I’ve spent a lot of time running, but never considered myself a runner. Distances were not for me. Strong and tall I did quite well at sprinting and hurdles, but distance running was the bane of my existence. When I first moved to America I met one of my best friends ever in PE class. At the back of the class we had given up any hope of catching up with the class as well as any fucks about doing it at all and just chatted as we walked off our angst. I remember talking to him on day 60 or so of this challenge about how his own running program is going and how much joy it was bringing us. My teenage self was rolling her eyes inside of me, but fuck her. She had no idea how much I would need this.
So how the hell did this happen? Is it a good idea? Why would anyone try this?
Simple. I needed something to change. I felt like I was on a hamster wheel when it came to my fitness. Actually, I felt quite hamster-ish in general. I was active in fits-and-spurts and cozy the rest of the time. I also, had been feeling like I looked quite like a hamster. I had lost my fitness level in a major way. Believe it or not, that grumpy teenager had actually become fit once. After a childhood and adolescence of being overweight and not being super interested in anything active (I preferred to read books, organize charity events, write and paint) I had become rather fit. Traveling in my early twenties started a passion for the outdoors and after gaining weight living in Italy (pasta, wine and gelato-no regrets at all) inspired me to actually get into proper shape. I ran, did capoeira, pole dancing and learned how to eat very clean. Then I found a short cut through a particularly edgy ex-boyfriend. I became fueled by caffeine, cigarettes and bottled up trauma…amongst other things. Broken, but thin, I found myself living in a beautiful coastal city in Vietnam, working as a teacher with little kids and in an apartment up 168 stairs. My bum had never looked better. I never worked out, ate whatever I wanted and yet stayed at my goal weight. While I still obsessed over wanting to see the bones in my spine, I was relieved not to feel fat for the first time in my life.
Then one day, I ended up nearly dying from a stomach ulcer trapped in my mountainside apartment in a hurricane unable to get medical treatment… After that I lost my taste for cigarettes and “edgy” life in a major way. It was only then I saw how much smoking had really been helping me stay thin. It was only a few pounds but the fear of becoming fat again was returning…and so was some of my behaviour.
Returning to California with the body I’d always wanted and my shortcuts off the menu, I decided to get fit. The problem was traditional exercise seemed so fucking arbitrary. I’m just going to run, and then stop? Where am I going? Why am I going there? This seems like a ridiculously mundane use of my time.

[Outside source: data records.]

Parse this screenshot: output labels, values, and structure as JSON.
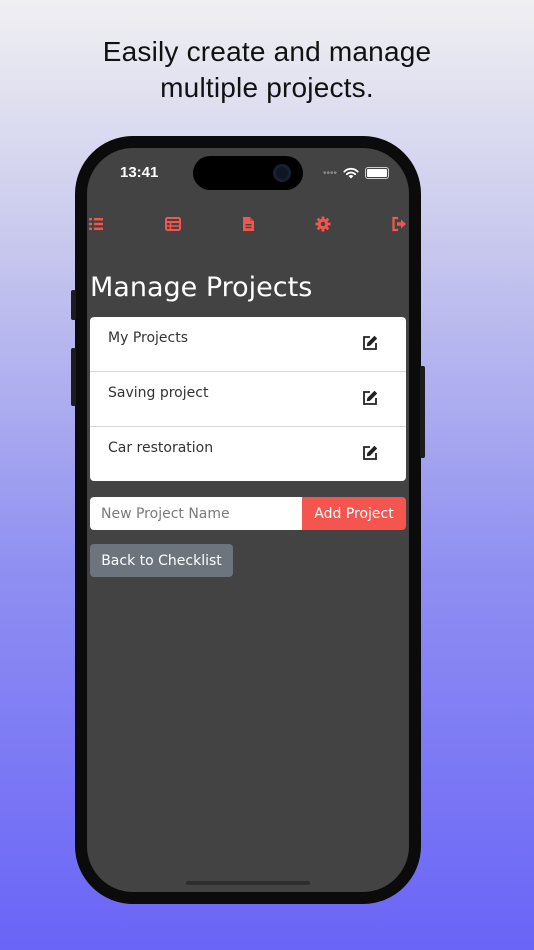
{
  "headline": {
    "line1": "Easily create and manage",
    "line2": "multiple projects."
  },
  "status_bar": {
    "time": "13:41",
    "signal_dots": "••••"
  },
  "navbar": {
    "items": [
      {
        "icon": "list-icon"
      },
      {
        "icon": "table-icon"
      },
      {
        "icon": "document-icon"
      },
      {
        "icon": "gear-icon"
      },
      {
        "icon": "sign-out-icon"
      }
    ],
    "accent_color": "#f4554f"
  },
  "page": {
    "title": "Manage Projects",
    "projects": [
      {
        "name": "My Projects"
      },
      {
        "name": "Saving project"
      },
      {
        "name": "Car restoration"
      }
    ],
    "new_project": {
      "placeholder": "New Project Name",
      "value": ""
    },
    "add_button": "Add Project",
    "back_button": "Back to Checklist"
  },
  "colors": {
    "screen_bg": "#434343",
    "accent": "#f4554f",
    "secondary_button": "#6c757d"
  }
}
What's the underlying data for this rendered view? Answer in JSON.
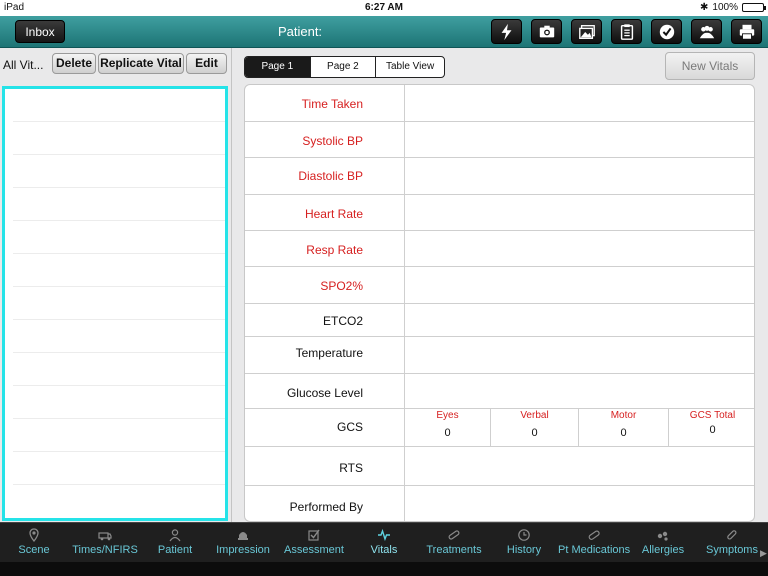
{
  "statusbar": {
    "device": "iPad",
    "time": "6:27 AM",
    "battery": "100%"
  },
  "header": {
    "inbox_label": "Inbox",
    "patient_label": "Patient:",
    "tools": [
      "lightning-icon",
      "camera-icon",
      "gallery-icon",
      "clipboard-icon",
      "checkmark-icon",
      "people-icon",
      "printer-icon"
    ]
  },
  "left": {
    "all_vitals": "All Vit...",
    "delete_label": "Delete",
    "replicate_label": "Replicate Vital",
    "edit_label": "Edit"
  },
  "right": {
    "segments": [
      "Page 1",
      "Page 2",
      "Table View"
    ],
    "new_vitals_label": "New Vitals",
    "fields": {
      "time_taken": "Time Taken",
      "systolic": "Systolic BP",
      "diastolic": "Diastolic BP",
      "heart_rate": "Heart Rate",
      "resp_rate": "Resp Rate",
      "spo2": "SPO2%",
      "etco2": "ETCO2",
      "temperature": "Temperature",
      "glucose": "Glucose Level",
      "gcs": "GCS",
      "rts": "RTS",
      "performed_by": "Performed By"
    },
    "gcs": {
      "eyes_label": "Eyes",
      "eyes_value": "0",
      "verbal_label": "Verbal",
      "verbal_value": "0",
      "motor_label": "Motor",
      "motor_value": "0",
      "total_label": "GCS Total",
      "total_value": "0"
    }
  },
  "tabs": [
    "Scene",
    "Times/NFIRS",
    "Patient",
    "Impression",
    "Assessment",
    "Vitals",
    "Treatments",
    "History",
    "Pt Medications",
    "Allergies",
    "Symptoms"
  ],
  "colors": {
    "header": "#2a8a8b",
    "required": "#d61f1f",
    "list_border": "#25e3e8",
    "tab_text": "#69c7d6"
  }
}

I don’t enjoy wasting my time, so I needed a reason.
Triathlons became that reason. I now had a goal. A pointless run, swim or bike ride was in pursuit of race day. I loved it.
After accidentally becoming a Catholic High School teacher, I found myself living in a little apartment at the beach in Ventura, CA. I came alive here. Starting my day swimming in the ocean just a few doors down from my place, my street was on a coastline bike path and in a funky neighborhood with some great places to run. I felt a sense of freedom I had never experienced. My body could do all the things I never thought it could and I had surpassed the level of “this is fucking pointless” to “this brings me immense joy and peace.” I kept doing triathlons, but it wasn’t the purpose of my training anymore. I trained because it felt incredible, because I loved being on the California coast and because the warm soreness in my body after a killer bike ride, run or swim brought me a level of satisfaction that I had only previously experienced traveling.

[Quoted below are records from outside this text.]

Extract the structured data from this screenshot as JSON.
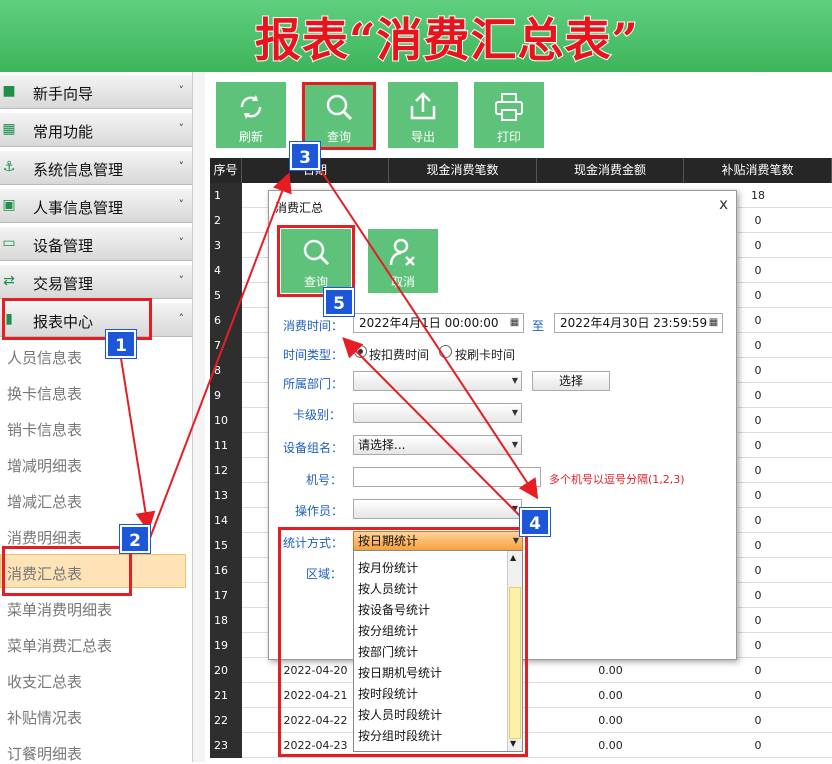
{
  "banner_title": "报表“消费汇总表”",
  "sidebar": {
    "menus": [
      {
        "label": "新手向导",
        "icon": "book-icon",
        "glyph": "■",
        "state": "collapsed"
      },
      {
        "label": "常用功能",
        "icon": "grid-icon",
        "glyph": "▦",
        "state": "collapsed"
      },
      {
        "label": "系统信息管理",
        "icon": "anchor-icon",
        "glyph": "⚓",
        "state": "collapsed"
      },
      {
        "label": "人事信息管理",
        "icon": "id-card-icon",
        "glyph": "▣",
        "state": "collapsed"
      },
      {
        "label": "设备管理",
        "icon": "monitor-icon",
        "glyph": "▭",
        "state": "collapsed"
      },
      {
        "label": "交易管理",
        "icon": "exchange-icon",
        "glyph": "⇄",
        "state": "collapsed"
      },
      {
        "label": "报表中心",
        "icon": "bar-chart-icon",
        "glyph": "▮",
        "state": "expanded"
      }
    ],
    "report_items": [
      "人员信息表",
      "换卡信息表",
      "销卡信息表",
      "增减明细表",
      "增减汇总表",
      "消费明细表",
      "消费汇总表",
      "菜单消费明细表",
      "菜单消费汇总表",
      "收支汇总表",
      "补贴情况表",
      "订餐明细表"
    ],
    "active_item": "消费汇总表",
    "collapse_glyph": "˅",
    "expand_glyph": "˄"
  },
  "toolbar": [
    {
      "label": "刷新",
      "icon": "refresh-icon"
    },
    {
      "label": "查询",
      "icon": "search-icon"
    },
    {
      "label": "导出",
      "icon": "export-icon"
    },
    {
      "label": "打印",
      "icon": "print-icon"
    }
  ],
  "grid": {
    "columns": [
      "序号",
      "日期",
      "现金消费笔数",
      "现金消费金额",
      "补贴消费笔数"
    ],
    "rows": [
      {
        "n": "1",
        "sub": "18"
      },
      {
        "n": "2",
        "sub": "0"
      },
      {
        "n": "3",
        "sub": "0"
      },
      {
        "n": "4",
        "sub": "0"
      },
      {
        "n": "5",
        "sub": "0"
      },
      {
        "n": "6",
        "sub": "0"
      },
      {
        "n": "7",
        "sub": "0"
      },
      {
        "n": "8",
        "sub": "0"
      },
      {
        "n": "9",
        "sub": "0"
      },
      {
        "n": "10",
        "sub": "0"
      },
      {
        "n": "11",
        "sub": "0"
      },
      {
        "n": "12",
        "sub": "0"
      },
      {
        "n": "13",
        "sub": "0"
      },
      {
        "n": "14",
        "sub": "0"
      },
      {
        "n": "15",
        "sub": "0"
      },
      {
        "n": "16",
        "sub": "0"
      },
      {
        "n": "17",
        "sub": "0"
      },
      {
        "n": "18",
        "sub": "0"
      },
      {
        "n": "19",
        "sub": "0"
      },
      {
        "n": "20",
        "date": "2022-04-20",
        "amt": "0.00",
        "sub": "0"
      },
      {
        "n": "21",
        "date": "2022-04-21",
        "amt": "0.00",
        "sub": "0"
      },
      {
        "n": "22",
        "date": "2022-04-22",
        "amt": "0.00",
        "sub": "0"
      },
      {
        "n": "23",
        "date": "2022-04-23",
        "amt": "0.00",
        "sub": "0"
      }
    ]
  },
  "dialog": {
    "title": "消费汇总",
    "close": "x",
    "buttons": [
      {
        "label": "查询",
        "icon": "search-icon"
      },
      {
        "label": "取消",
        "icon": "cancel-user-icon"
      }
    ],
    "time_label": "消费时间：",
    "start_time": "2022年4月1日 00:00:00",
    "to_label": "至",
    "end_time": "2022年4月30日 23:59:59",
    "time_type_label": "时间类型：",
    "time_type_options": [
      "按扣费时间",
      "按刷卡时间"
    ],
    "time_type_selected": "按扣费时间",
    "dept_label": "所属部门：",
    "dept_value": "",
    "select_button": "选择",
    "card_level_label": "卡级别：",
    "card_level_value": "",
    "device_group_label": "设备组名：",
    "device_group_value": "请选择...",
    "machine_label": "机号：",
    "machine_value": "",
    "machine_hint": "多个机号以逗号分隔(1,2,3)",
    "operator_label": "操作员：",
    "operator_value": "",
    "stat_label": "统计方式：",
    "stat_value": "按日期统计",
    "region_label": "区域：",
    "stat_options": [
      "按月份统计",
      "按人员统计",
      "按设备号统计",
      "按分组统计",
      "按部门统计",
      "按日期机号统计",
      "按时段统计",
      "按人员时段统计",
      "按分组时段统计"
    ]
  },
  "steps": [
    "1",
    "2",
    "3",
    "4",
    "5"
  ],
  "colors": {
    "accent_green": "#5ec27b",
    "banner_red": "#e8141c",
    "annotation_red": "#e61e24",
    "badge_blue": "#1c56d9",
    "active_row": "#fde3b6"
  }
}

Then. Some shit happened. A lot of shit. My life in the space of 2 years turned to absolute…shit.
My heart was broken after a traumatic relationship with an alcoholic who I had loved desperately.
My back was destroyed by a slipped disc that had me carried out of my apartment into an ambulance where I spent three days in excruciating pain hearing doctors tell me they didn’t know why I couldn’t stand up anymore, fearing I might never actually be able to again.
My weight skyrocketed at an alarming rate after a foray into veganism that crashed my metabolism with all the carbs, a change in job to a more sedentary one, and the steroids they gave me for the slipped disc.
My sanctuary of home was marred by an abusive and bullying neighbor who decided intermittently he didn’t like one of the neighbors and would dedicate himself to hurting them. Then he would get drunk and apologize before changing his mind again. At one point he told a new neighbor not to talk to me because I was…”Too British”. His front door was three feet from mine so I kept the blackout curtains closed to avoid him. He scared me.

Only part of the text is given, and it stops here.